Structured Prompt Optimization Meets Reinforcement Learning for Global and Local Interpretability over Complex Text
For NLP practitioners needing interpretable yet high-performing text classifiers, eXTC offers a solution that balances accuracy, local reasoning traces, and global rule-based explanations.
eXTC introduces a three-stage framework combining structured prompt optimization, SOP-grounded reasoning distillation, and reinforcement learning to build an explainable text classifier that outperforms existing paradigms in both classification performance and explanation quality across diverse benchmarks.
LLMs have advanced text classification, yet existing paradigms face a trade-off: supervised (label only) fine-tuning is scalable but offers limited reasoning on complex text and lacks broader model transparency, while discrete prompt optimization offers human-readable instructions but struggles with performance and scalability.
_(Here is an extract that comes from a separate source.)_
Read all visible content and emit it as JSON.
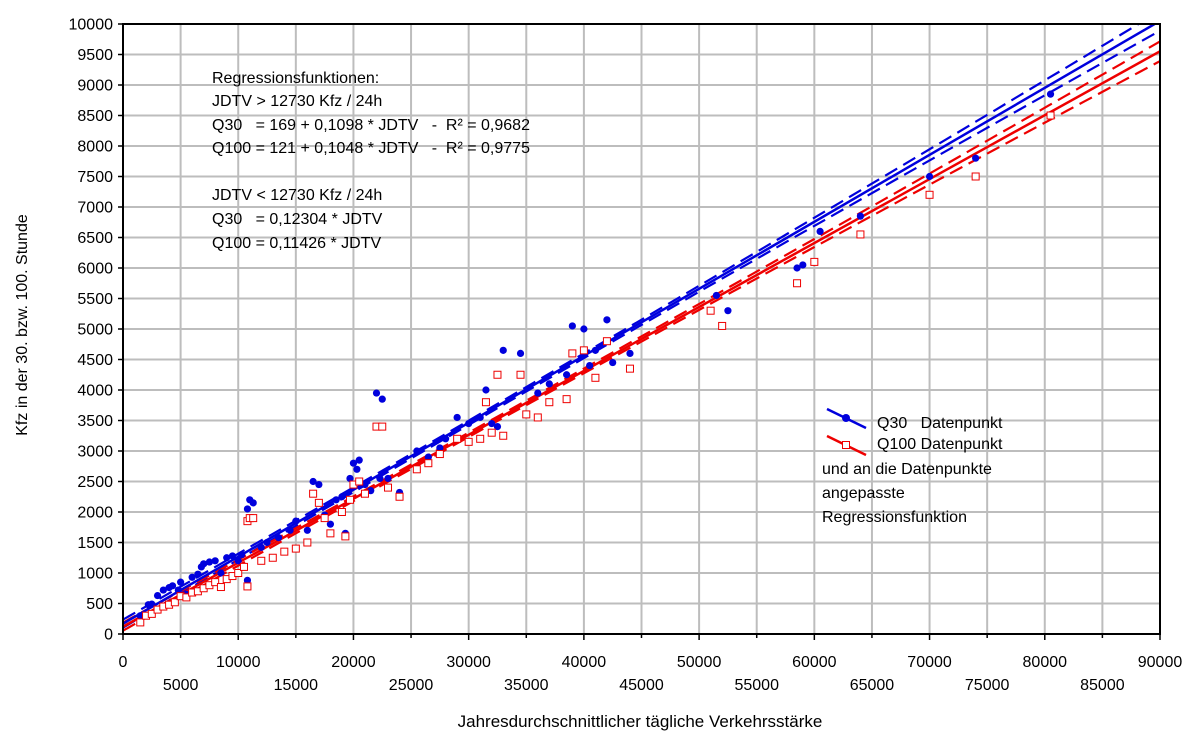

We introduce eXTC (eXplainable Text Classifier) with three progressive stages: (1) learning a Standard Operating Procedure (SOP, or rulebook) in natural language via a new Structured Prompt Optimization algorithm; (2) SOP-grounded reasoning distillation from a large teacher LLM into a compact LM; and (3) expanding reasoning capabilities beyond the initial SOP via reinforcement learning. This design enables eXTC to provide (i) fast inference via a compact LM, with (ii) inference-time local reasoning traces, alongside a global, modular explanation of its learned domain rules, while (iii) significantly outperforming existing paradigms across diverse benchmarks in both classification performance and explanation quality, with stage-by-stage gains.